WHO Core Behavioral Risk Factor Indicator | Measurement Goal | Primary Source Data / Survey Tool | Key Data Collection Method |
Tobacco Use | Prevalence of daily or occasional tobacco use (smoking and smokeless). | WHO STEPS Survey & Global Adult Tobacco Survey (GATS) | Questionnaires on current smoking status, frequency, and type of product (Step 1). |
Harmful Use of Alcohol | Prevalence of heavy episodic drinking and total per capita consumption. | WHO STEPS Survey & Global Information System on Alcohol and Health (GISAH) | Questionnaires on drinking frequency, amount consumed, and patterns of binge drinking (Step 1). |
Physical Inactivity | Percentage of population not meeting recommended levels of physical activity. | WHO STEPS Survey using the Global Physical Activity Questionnaire (GPAQ) | Questionnaires measuring activity in three domains: work, transport, and leisure (Step 1). |
Unhealthy Diet (Low F&V Intake) | Percentage of population consuming fewer than 5 servings of fruits and vegetables daily. | WHO STEPS Survey & National Health/Nutrition Surveys | Questionnaires on the frequency and quantity of fruit and vegetable consumption (Step 1). |
Overweight and Obesity (High BMI) | Prevalence of overweight ($\text{BMI} \ge 25$) and obesity ($\text{BMI} \ge 30$). | WHO STEPS Survey & National Health Examination Surveys | Direct physical measurement of height and weight to calculate Body Mass Index (BMI) (Step 2). |
Raised Blood Pressure (Hypertension) | Prevalence of measured systolic and/or diastolic blood pressure above thresholds. | WHO STEPS Survey & National Health Examination Surveys | Direct physical measurement of blood pressure by trained personnel (Step 2). |
Raised Blood Glucose (Diabetes) | Prevalence of a diagnosed condition or elevated blood glucose levels. | WHO STEPS Survey & National Health Examination Surveys | Biochemical measurement using blood samples (e.g., fasting blood glucose or HbA1c) (Step 3). |
The WHO STEPS Survey is the cornerstone of international behavioral risk factor surveillance because it is a standardized protocol covering multiple risk factors in one survey. It operates in three hierarchical "steps" to capture different types of data:
Step 1: Behavioral Risk Factors (Self-Reported Questionnaires)

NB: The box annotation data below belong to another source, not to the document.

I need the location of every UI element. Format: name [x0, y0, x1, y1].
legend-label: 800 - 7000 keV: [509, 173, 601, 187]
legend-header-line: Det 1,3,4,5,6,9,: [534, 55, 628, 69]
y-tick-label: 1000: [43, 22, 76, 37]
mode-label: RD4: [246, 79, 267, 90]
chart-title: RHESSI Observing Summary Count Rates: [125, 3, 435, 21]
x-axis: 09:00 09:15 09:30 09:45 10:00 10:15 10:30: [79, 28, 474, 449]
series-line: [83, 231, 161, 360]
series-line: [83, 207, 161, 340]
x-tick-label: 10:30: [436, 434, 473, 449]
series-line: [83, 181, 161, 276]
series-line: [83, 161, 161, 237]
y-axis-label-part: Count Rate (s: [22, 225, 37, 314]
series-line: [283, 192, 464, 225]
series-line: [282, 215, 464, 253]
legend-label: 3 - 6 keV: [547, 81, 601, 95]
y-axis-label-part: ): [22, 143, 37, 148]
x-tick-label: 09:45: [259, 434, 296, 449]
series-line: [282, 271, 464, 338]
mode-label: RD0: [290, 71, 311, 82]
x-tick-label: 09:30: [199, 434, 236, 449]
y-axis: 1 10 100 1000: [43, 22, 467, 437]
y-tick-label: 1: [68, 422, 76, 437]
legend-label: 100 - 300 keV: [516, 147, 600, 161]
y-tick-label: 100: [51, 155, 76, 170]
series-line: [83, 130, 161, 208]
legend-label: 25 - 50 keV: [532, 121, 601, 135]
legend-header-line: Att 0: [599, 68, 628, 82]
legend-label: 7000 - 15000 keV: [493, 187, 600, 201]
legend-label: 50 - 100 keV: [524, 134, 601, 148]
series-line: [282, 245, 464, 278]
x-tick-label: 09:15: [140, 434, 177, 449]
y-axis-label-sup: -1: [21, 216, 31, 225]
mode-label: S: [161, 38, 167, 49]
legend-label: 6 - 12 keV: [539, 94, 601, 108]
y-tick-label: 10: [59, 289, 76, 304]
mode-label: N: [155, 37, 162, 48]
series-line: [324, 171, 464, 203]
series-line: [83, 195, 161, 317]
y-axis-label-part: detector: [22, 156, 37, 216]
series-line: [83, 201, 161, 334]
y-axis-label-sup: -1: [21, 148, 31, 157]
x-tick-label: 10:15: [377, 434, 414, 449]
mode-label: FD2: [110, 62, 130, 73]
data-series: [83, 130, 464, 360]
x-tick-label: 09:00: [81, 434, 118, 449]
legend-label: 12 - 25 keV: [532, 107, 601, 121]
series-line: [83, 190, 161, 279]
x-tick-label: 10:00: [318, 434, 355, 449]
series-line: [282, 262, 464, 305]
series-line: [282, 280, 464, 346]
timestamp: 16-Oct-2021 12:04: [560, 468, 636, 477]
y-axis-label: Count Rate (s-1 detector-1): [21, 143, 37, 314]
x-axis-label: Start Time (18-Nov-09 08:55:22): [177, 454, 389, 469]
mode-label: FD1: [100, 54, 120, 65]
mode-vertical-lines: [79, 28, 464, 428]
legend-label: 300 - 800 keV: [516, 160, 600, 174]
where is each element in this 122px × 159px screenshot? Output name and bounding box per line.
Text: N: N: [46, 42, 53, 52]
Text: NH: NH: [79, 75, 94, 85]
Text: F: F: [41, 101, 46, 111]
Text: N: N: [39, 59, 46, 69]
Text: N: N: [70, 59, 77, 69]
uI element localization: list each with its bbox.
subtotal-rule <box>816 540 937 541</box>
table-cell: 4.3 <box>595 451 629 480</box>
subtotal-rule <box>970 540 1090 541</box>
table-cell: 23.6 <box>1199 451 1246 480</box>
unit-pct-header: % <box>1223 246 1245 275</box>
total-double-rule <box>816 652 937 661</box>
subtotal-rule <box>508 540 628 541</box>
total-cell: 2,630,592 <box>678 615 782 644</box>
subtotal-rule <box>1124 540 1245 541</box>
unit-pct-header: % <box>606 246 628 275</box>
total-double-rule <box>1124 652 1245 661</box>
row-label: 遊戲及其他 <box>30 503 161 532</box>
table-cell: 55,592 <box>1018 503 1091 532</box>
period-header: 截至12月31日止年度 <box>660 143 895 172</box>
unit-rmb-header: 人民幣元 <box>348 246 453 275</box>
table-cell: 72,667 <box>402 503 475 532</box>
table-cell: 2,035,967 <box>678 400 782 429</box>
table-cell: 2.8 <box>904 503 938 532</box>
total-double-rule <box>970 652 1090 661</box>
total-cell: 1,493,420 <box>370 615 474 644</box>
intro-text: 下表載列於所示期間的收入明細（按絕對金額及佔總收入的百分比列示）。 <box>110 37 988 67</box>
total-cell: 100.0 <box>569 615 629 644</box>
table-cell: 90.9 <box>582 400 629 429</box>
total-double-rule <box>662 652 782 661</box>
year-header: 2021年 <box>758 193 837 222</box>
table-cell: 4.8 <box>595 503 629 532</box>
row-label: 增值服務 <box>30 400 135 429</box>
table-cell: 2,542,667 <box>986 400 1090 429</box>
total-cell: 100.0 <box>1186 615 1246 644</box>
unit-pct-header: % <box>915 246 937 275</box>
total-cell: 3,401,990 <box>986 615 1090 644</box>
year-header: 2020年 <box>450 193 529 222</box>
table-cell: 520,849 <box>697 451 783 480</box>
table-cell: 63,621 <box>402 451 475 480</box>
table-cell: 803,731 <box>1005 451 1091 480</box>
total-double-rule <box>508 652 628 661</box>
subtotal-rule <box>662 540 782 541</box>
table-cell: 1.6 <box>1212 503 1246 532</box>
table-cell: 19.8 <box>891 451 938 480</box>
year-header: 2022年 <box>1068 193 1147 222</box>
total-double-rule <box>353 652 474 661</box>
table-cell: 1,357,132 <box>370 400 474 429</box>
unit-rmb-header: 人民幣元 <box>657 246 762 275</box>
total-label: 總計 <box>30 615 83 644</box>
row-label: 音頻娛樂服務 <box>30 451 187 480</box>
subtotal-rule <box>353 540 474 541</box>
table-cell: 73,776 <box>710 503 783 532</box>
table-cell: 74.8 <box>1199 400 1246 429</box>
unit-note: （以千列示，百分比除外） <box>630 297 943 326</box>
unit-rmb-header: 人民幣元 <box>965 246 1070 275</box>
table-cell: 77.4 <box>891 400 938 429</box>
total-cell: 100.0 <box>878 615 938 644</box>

Step 2: Physical Measurements (Directly Measured by Staff)
Step 3: Biochemical Measurements (Laboratory Analysis of Blood/Urine Samples)
This modular structure allows countries to implement surveillance based on their resources and priorities, while ensuring the data collected remains globally comparable.
The WHO's strategy for monitoring NCDs is built upon the standardized and repeatable collection of data, primarily through the STEPS framework. This comprehensive approach—collecting information on self-reported behaviors (Step 1), physical measurements (Step 2), and biochemical markers (Step 3)—allows countries to generate comparable, high-quality data.
This comprehensive approach—monitoring key dietary risk indicators, setting national targets, and implementing effective, population-level policies—is fundamental to reversing the global trend of noncommunicable diseases. By addressing the behavioral risk of an unhealthy diet through strategic public health actions, countries can significantly reduce premature mortality, alleviate the burden on healthcare systems, and promote healthier populations worldwide, achieving the ambitious goals set out in the WHO's Global NCD Action Plan.